Если он на несколько дней, слишком занятый в адвокатской конторе, забывал об этом, спокойствие все равно не длилось долго. Оставшись один – что случалось, когда у Глории появлялись заказы, – в своей квартире, такой светлой и холодной, он ворочался в постели, и воспоминания снова мучили его. Маркос был уверен, что люди всегда признаются лишь в малой доле своих грехов, поэтому воображал другие измены Глории – с мужчинами, которых знал и с которыми даже был вежлив и учтив. Ему хотелось немедленно встретиться с ними и попытаться выбить из них правду. Он проводил несколько дней, не видя ее, отговариваясь неотложными делами, выдумывая клиентов, которых не было, но через неделю возвращался к ней, якобы чтобы уже никогда не расставаться, удрученный тем, что не обладает силой воли. В те дни Маркос сопровождал ее повсюду – в галерею и за покупками, на ужин и в кино – и в конце концов начал замечать, что Глория тяготится его постоянным присутствием, хотя и не осмеливается об этом сказать. И если ее звали на какую-нибудь закрытую выставку или на встречу, на которую он пойти не мог, Маркос, как и раньше, начинал подозревать, что Глория все выдумала, лишь бы от него отделаться. Он боялся превратиться в одного из тех мужчин, которых всегда обманывают, потому что женщина не решается прямо сказать, что находит его занудным и неинтересным. И Англада не мог найти выхода из положения, муки его сделались невыносимыми: то, что раньше казалось небольшими болезненными уколами, и нужно было только подождать несколько дней, чтобы боль прошла, теперь превратилось в огромную ноющую рану.
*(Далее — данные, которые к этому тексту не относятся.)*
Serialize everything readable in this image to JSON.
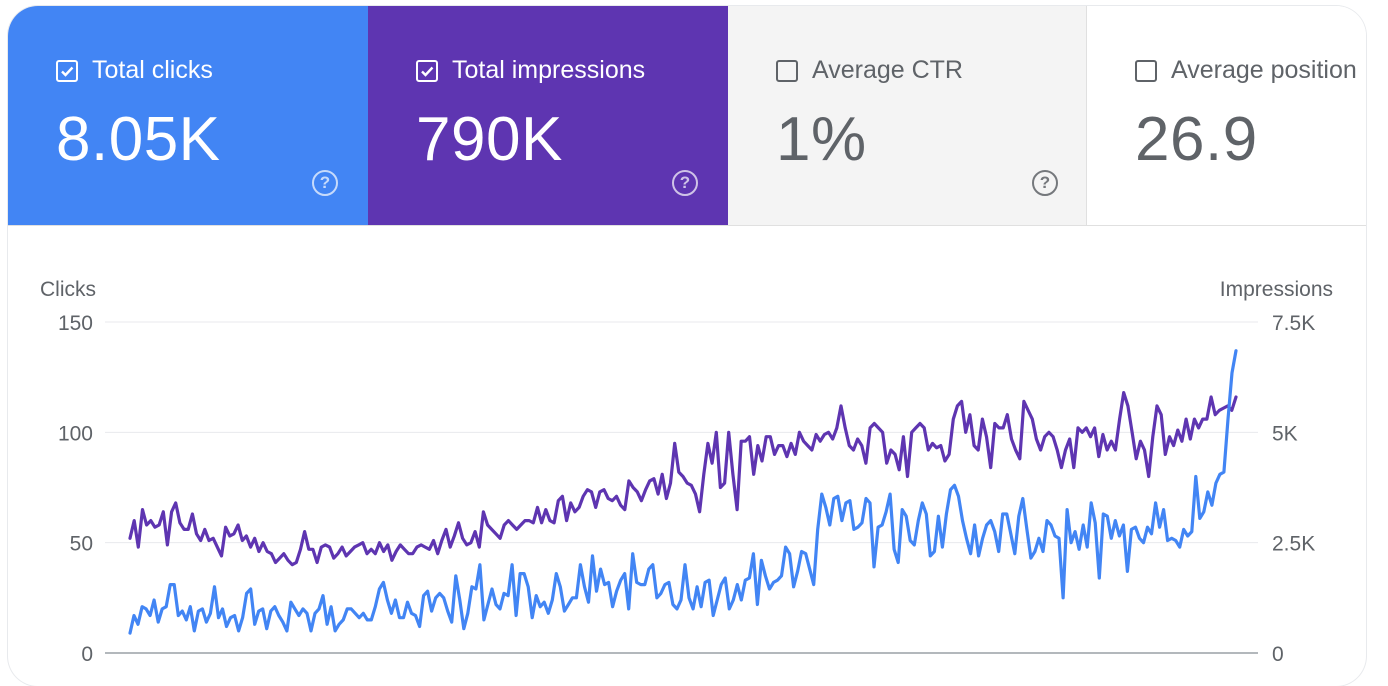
{
  "metrics": [
    {
      "label": "Total clicks",
      "value": "8.05K",
      "checked": true
    },
    {
      "label": "Total impressions",
      "value": "790K",
      "checked": true
    },
    {
      "label": "Average CTR",
      "value": "1%",
      "checked": false
    },
    {
      "label": "Average position",
      "value": "26.9",
      "checked": false
    }
  ],
  "help_glyph": "?",
  "colors": {
    "clicks": "#4285f4",
    "impressions": "#5e35b1",
    "grid": "#e8eaed",
    "axis_text": "#5f6368"
  },
  "chart_data": {
    "type": "line",
    "grid": true,
    "left_axis": {
      "label": "Clicks",
      "ticks": [
        "0",
        "50",
        "100",
        "150"
      ],
      "range": [
        0,
        150
      ]
    },
    "right_axis": {
      "label": "Impressions",
      "ticks": [
        "0",
        "2.5K",
        "5K",
        "7.5K"
      ],
      "range": [
        0,
        7500
      ]
    },
    "series": [
      {
        "name": "Clicks",
        "axis": "left",
        "values": [
          9,
          17,
          13,
          21,
          20,
          17,
          24,
          14,
          20,
          21,
          31,
          31,
          17,
          19,
          15,
          21,
          10,
          19,
          20,
          14,
          18,
          30,
          16,
          20,
          12,
          16,
          17,
          10,
          16,
          27,
          29,
          13,
          19,
          20,
          11,
          19,
          21,
          17,
          14,
          10,
          23,
          20,
          17,
          20,
          18,
          10,
          18,
          20,
          26,
          13,
          21,
          10,
          13,
          15,
          20,
          20,
          18,
          16,
          18,
          15,
          15,
          21,
          29,
          32,
          24,
          18,
          24,
          16,
          16,
          23,
          18,
          17,
          12,
          26,
          28,
          19,
          25,
          27,
          25,
          19,
          14,
          35,
          24,
          11,
          18,
          30,
          29,
          40,
          15,
          22,
          29,
          22,
          20,
          27,
          26,
          40,
          17,
          36,
          36,
          30,
          16,
          26,
          21,
          23,
          18,
          24,
          36,
          30,
          19,
          22,
          25,
          25,
          40,
          30,
          23,
          44,
          28,
          38,
          31,
          32,
          21,
          28,
          33,
          36,
          20,
          45,
          32,
          31,
          31,
          38,
          40,
          25,
          27,
          31,
          32,
          22,
          20,
          24,
          40,
          25,
          20,
          30,
          21,
          32,
          33,
          17,
          24,
          31,
          34,
          20,
          24,
          31,
          24,
          33,
          34,
          45,
          22,
          42,
          35,
          29,
          32,
          33,
          35,
          48,
          45,
          30,
          37,
          46,
          45,
          38,
          31,
          56,
          72,
          66,
          58,
          70,
          71,
          60,
          68,
          69,
          56,
          57,
          59,
          70,
          68,
          39,
          57,
          58,
          64,
          72,
          47,
          41,
          65,
          62,
          51,
          49,
          60,
          68,
          63,
          44,
          46,
          62,
          48,
          63,
          74,
          76,
          71,
          60,
          52,
          45,
          58,
          44,
          52,
          58,
          60,
          55,
          46,
          63,
          63,
          54,
          45,
          62,
          70,
          56,
          43,
          46,
          52,
          46,
          60,
          58,
          53,
          52,
          25,
          65,
          50,
          55,
          47,
          58,
          48,
          68,
          59,
          34,
          63,
          62,
          52,
          60,
          53,
          58,
          37,
          56,
          57,
          52,
          50,
          57,
          54,
          68,
          57,
          65,
          51,
          52,
          51,
          48,
          56,
          53,
          55,
          80,
          61,
          64,
          73,
          67,
          77,
          81,
          82,
          106,
          127,
          137
        ],
        "color": "#4285f4"
      },
      {
        "name": "Impressions",
        "axis": "right",
        "values": [
          2600,
          3000,
          2400,
          3250,
          2900,
          3000,
          2850,
          2900,
          3200,
          2450,
          3200,
          3400,
          2950,
          2800,
          2800,
          3150,
          2700,
          2550,
          2800,
          2550,
          2600,
          2400,
          2200,
          2850,
          2650,
          2700,
          2900,
          2550,
          2650,
          2400,
          2600,
          2300,
          2500,
          2300,
          2250,
          2050,
          2150,
          2250,
          2100,
          2000,
          2050,
          2350,
          2750,
          2350,
          2350,
          2050,
          2400,
          2450,
          2400,
          2150,
          2250,
          2400,
          2200,
          2300,
          2400,
          2450,
          2500,
          2250,
          2350,
          2250,
          2500,
          2300,
          2450,
          2100,
          2300,
          2450,
          2350,
          2250,
          2250,
          2400,
          2450,
          2400,
          2350,
          2550,
          2250,
          2550,
          2800,
          2400,
          2650,
          2950,
          2600,
          2450,
          2500,
          2750,
          2400,
          3200,
          2900,
          2800,
          2700,
          2600,
          2900,
          3000,
          2900,
          2800,
          2900,
          3000,
          3000,
          2950,
          3300,
          2950,
          3250,
          3000,
          2950,
          3450,
          3550,
          3000,
          3400,
          3200,
          3300,
          3550,
          3700,
          3650,
          3300,
          3650,
          3700,
          3500,
          3450,
          3550,
          3350,
          3250,
          3900,
          3750,
          3650,
          3450,
          3700,
          3900,
          3950,
          3600,
          4050,
          3500,
          3850,
          4750,
          4100,
          4000,
          3850,
          3800,
          3600,
          3200,
          4050,
          4750,
          4300,
          5000,
          3750,
          3850,
          5000,
          4050,
          3250,
          4800,
          4800,
          4900,
          4050,
          4700,
          4350,
          4900,
          4900,
          4500,
          4700,
          4700,
          4450,
          4750,
          4500,
          5000,
          4800,
          4700,
          4600,
          4950,
          4800,
          4950,
          5000,
          4850,
          5100,
          5600,
          5100,
          4700,
          4600,
          4850,
          4700,
          4300,
          5100,
          5200,
          5100,
          5000,
          4300,
          4600,
          4500,
          4150,
          4900,
          4000,
          5000,
          5100,
          5200,
          5100,
          4600,
          4750,
          4650,
          4700,
          4350,
          4500,
          5300,
          5600,
          5700,
          5000,
          5400,
          4700,
          4600,
          5300,
          4900,
          4200,
          5200,
          5100,
          5100,
          5400,
          4850,
          4600,
          4400,
          5700,
          5500,
          5300,
          4850,
          4600,
          4900,
          5000,
          4900,
          4600,
          4200,
          4600,
          4850,
          4200,
          5100,
          5000,
          5100,
          4900,
          5100,
          4450,
          4950,
          4600,
          4800,
          4600,
          5300,
          5900,
          5600,
          5000,
          4400,
          4800,
          4600,
          4000,
          4900,
          5600,
          5400,
          4500,
          4900,
          4700,
          5050,
          4800,
          5300,
          4850,
          5300,
          5100,
          5300,
          5300,
          5800,
          5400,
          5500,
          5550,
          5600,
          5500,
          5800
        ],
        "color": "#5e35b1"
      }
    ]
  }
}
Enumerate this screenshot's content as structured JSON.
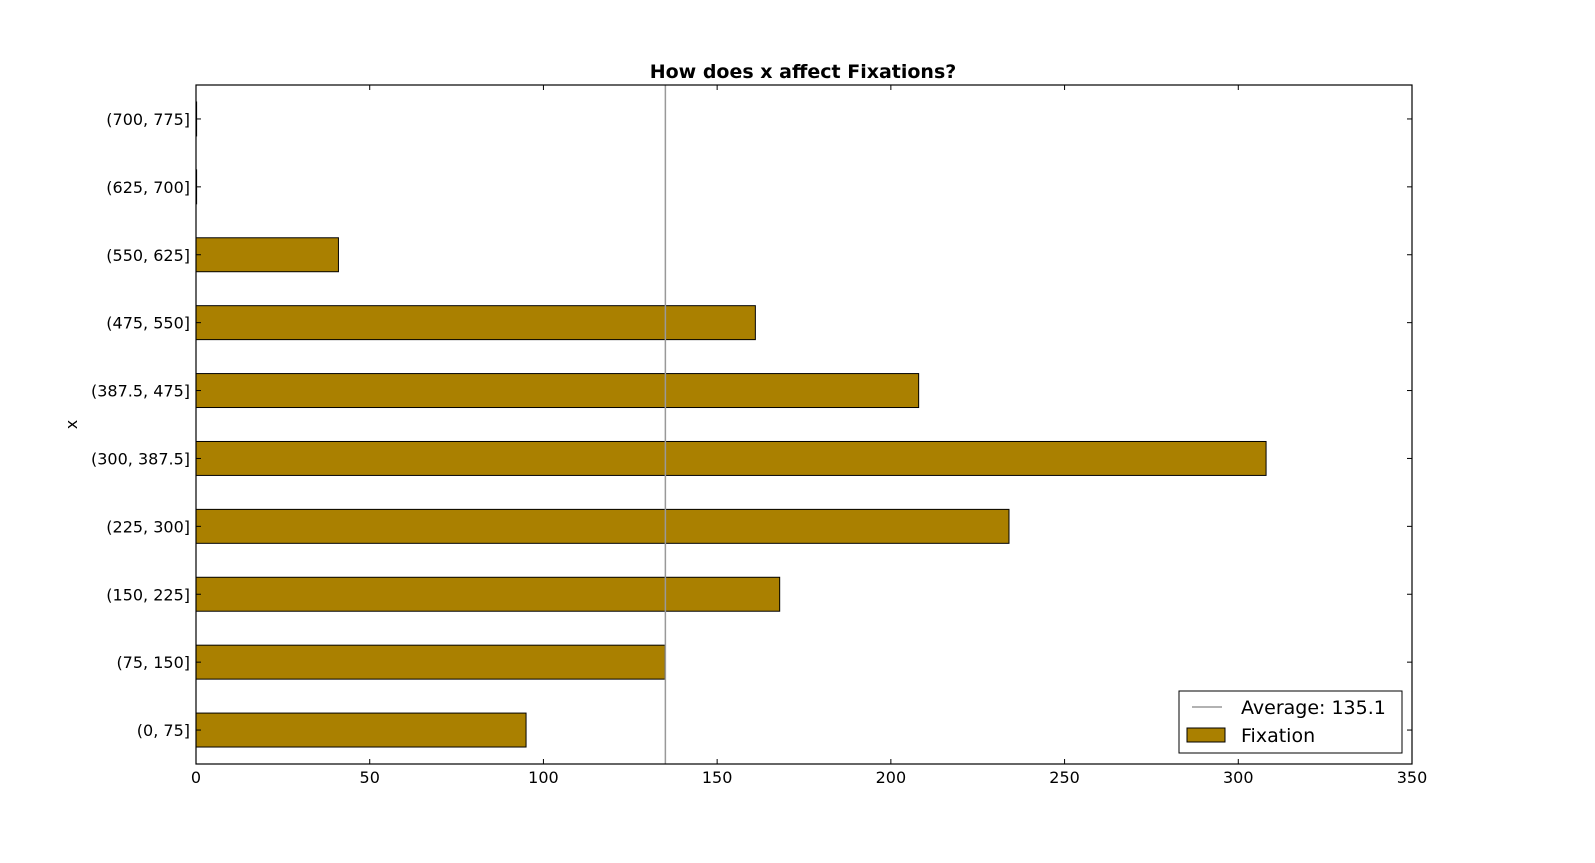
{
  "chart_data": {
    "type": "bar",
    "orientation": "horizontal",
    "title": "How does x affect Fixations?",
    "xlabel": "",
    "ylabel": "x",
    "categories": [
      "(0, 75]",
      "(75, 150]",
      "(150, 225]",
      "(225, 300]",
      "(300, 387.5]",
      "(387.5, 475]",
      "(475, 550]",
      "(550, 625]",
      "(625, 700]",
      "(700, 775]"
    ],
    "series": [
      {
        "name": "Fixation",
        "values": [
          95,
          135,
          168,
          234,
          308,
          208,
          161,
          41,
          0,
          0
        ],
        "color": "#aa8000"
      }
    ],
    "reference_line": {
      "label": "Average: 135.1",
      "value": 135.1,
      "color": "#999999"
    },
    "xlim": [
      0,
      350
    ],
    "xticks": [
      "0",
      "50",
      "100",
      "150",
      "200",
      "250",
      "300",
      "350"
    ],
    "grid": false,
    "legend_position": "lower-right"
  }
}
Как можно так жить? – спрашивал он себя – что это за разрушительный невроз, который заставляет человека одновременно и любить, и ненавидеть, причем с одинаковой силой, – ведь эти чувства не только противоположны, но и несовместимы? Какой внутренний орган или какая железа могут выделять в одно и то же время злобу и страсть? Но на такие вопросы ответов обычно не бывает, хотя он задавал их себе в течение долгого времени, и они только плодили новые вопросы. Даже теперь, когда Глория умерла, он был не способен ответить на них.